Al cierre de la publicación de esta columna, el jurado que preside el juicio de Genaro García Luna no ha encontrado culpable ni inocente al acusado. Pero aun así, este juicio tendrá un impacto histórico en la relación entre Estados Unidos y México.
Y podría pasar hasta una década antes de que se restablezca una relación bilateral que permita una cooperación efectiva en la lucha contra el crimen organizado.
Este quiebre ocurre en un momento en que la preocupación bipartidista por el tráfico de fentanilo a Estados Unidos está aumentando dramáticamente, convirtiéndose en uno de los temas que podrían definir, en 2024, quién ganará la carrera presidencial en ese país.
Es importante subrayar que cuestionar la voluntad del Gobierno de México no es solo una preocupación de legisladores y políticos, quienes en el pasado han buscado que los cárteles mexicanos sean declarados grupos terroristas.
De hecho, en una audiencia esta semana, el senador demócrata Bob Menéndez cuestionó a la directora de la DEA, Anne Milgram, si la falta de cooperación con México se debió a que “no hay un socio dispuesto o que de hecho el Estado está infiltrado por los cárteles”. .
El director respondió que, así como la forma en que México persiguió a Los Zetas, se necesita con urgencia esta voluntad política del actual gobierno para perseguir a los cárteles de Sinaloa y Jalisco Nueva Generación.
Lo irónico de este comentario de la directora de la DEA Milgram es que fue hecho la misma semana que uno de los operadores de la estrategia para enfrentar al cártel de los Zetas, durante el sexenio de Calderón, Genaro García Luna, está siendo juzgado en Nueva York. York por sus supuestos vínculos con el cartel de Sinaloa.
En este momento, el jurado no ha definido el futuro de Genaro García Luna, pero lo que sí sabemos es que el Gobierno de los Estados Unidos está dispuesto a escuchar y dar credibilidad a los testigos colaboradores, quienes han señalado en este y otros juicios penales la participación de funcionarios mexicanos, directa e indirectamente, al recibir sobornos de los cárteles de la droga.

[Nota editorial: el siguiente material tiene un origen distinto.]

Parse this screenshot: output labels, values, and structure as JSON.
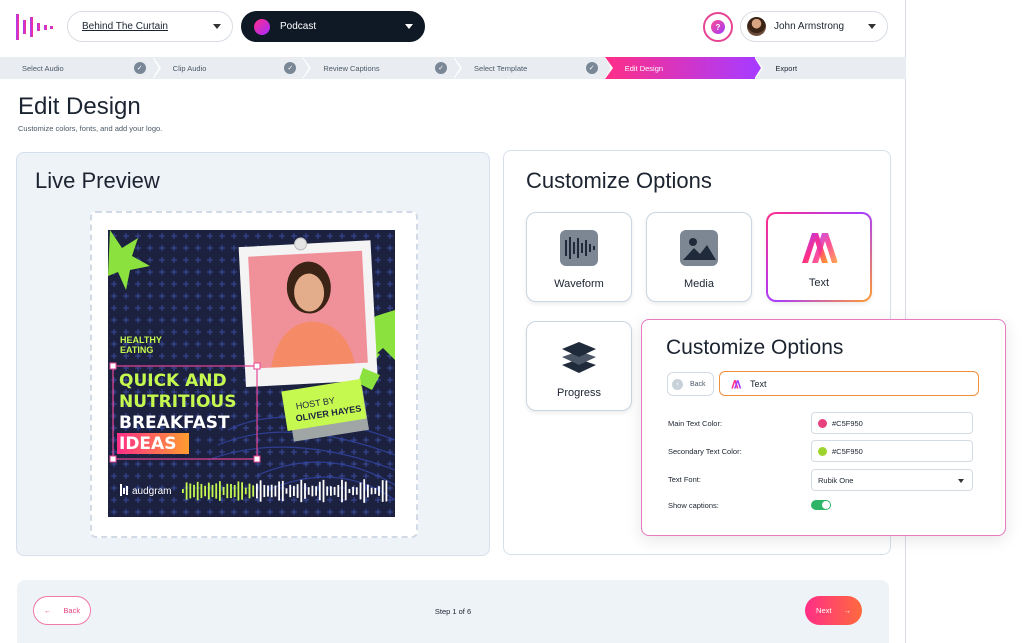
{
  "header": {
    "project": "Behind The Curtain",
    "type": "Podcast",
    "help": "?",
    "user": "John Armstrong"
  },
  "steps": [
    {
      "label": "Select Audio",
      "done": true
    },
    {
      "label": "Clip Audio",
      "done": true
    },
    {
      "label": "Review Captions",
      "done": true
    },
    {
      "label": "Select Template",
      "done": true
    },
    {
      "label": "Edit Design",
      "active": true
    },
    {
      "label": "Export"
    }
  ],
  "page": {
    "title": "Edit Design",
    "subtitle": "Customize colors, fonts, and add your logo."
  },
  "preview": {
    "title": "Live Preview",
    "art": {
      "tag1": "HEALTHY",
      "tag2": "EATING",
      "line1": "QUICK AND",
      "line2": "NUTRITIOUS",
      "line3": "BREAKFAST",
      "line4": "IDEAS",
      "host1": "HOST BY",
      "host2": "OLIVER HAYES",
      "brand": "audgram"
    }
  },
  "options": {
    "title": "Customize Options",
    "items": [
      {
        "label": "Waveform"
      },
      {
        "label": "Media"
      },
      {
        "label": "Text"
      },
      {
        "label": "Progress"
      }
    ]
  },
  "popup": {
    "title": "Customize Options",
    "back": "Back",
    "field": "Text",
    "main_label": "Main Text Color:",
    "main_value": "#C5F950",
    "secondary_label": "Secondary Text Color:",
    "secondary_value": "#C5F950",
    "font_label": "Text Font:",
    "font_value": "Rubik One",
    "captions_label": "Show captions:"
  },
  "footer": {
    "back": "Back",
    "step": "Step 1 of 6",
    "next": "Next"
  },
  "colors": {
    "accent": "#ff2e87",
    "lime": "#c5f950",
    "dark": "#0f1926"
  }
}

Incluido el actual presidente de México, Andrés Manuel López Obrador, cuando el testigo colaborador de “El Rey” Zambada, señala que Gabriel Regino, el subsecretario de Seguridad Pública de la Ciudad de México del entonces jefe de Gobierno Andrés Manuel López Obrador, recibió siete millones de dólares
Si se mide con la misma barra, “El Rey” no solo enturbia a García Luna, sino que salpica a López Obrador y a su canciller, Marcelo Ebrard. Y todos los ex funcionarios y quienes ejercen funciones en el actual Gobierno seguramente no dormirán tranquilos a partir de esta semana.
Seguramente algunos estarán deseando en silencio que Genaro García Luna sea declarado inocente, y así poder afirmar: Los testigos colaboradores contra García Luna mienten, por lo tanto los “fangosos” otros funcionarios no tienen viabilidad en otros juicios.
Pero el Presidente y Gabriel Regino insisten en que no van a procesar al “Rey” Zambada, sino al abogado de García Luna, César de Castro, el “abogado falso, calumnioso, torcido”, según López Obrador.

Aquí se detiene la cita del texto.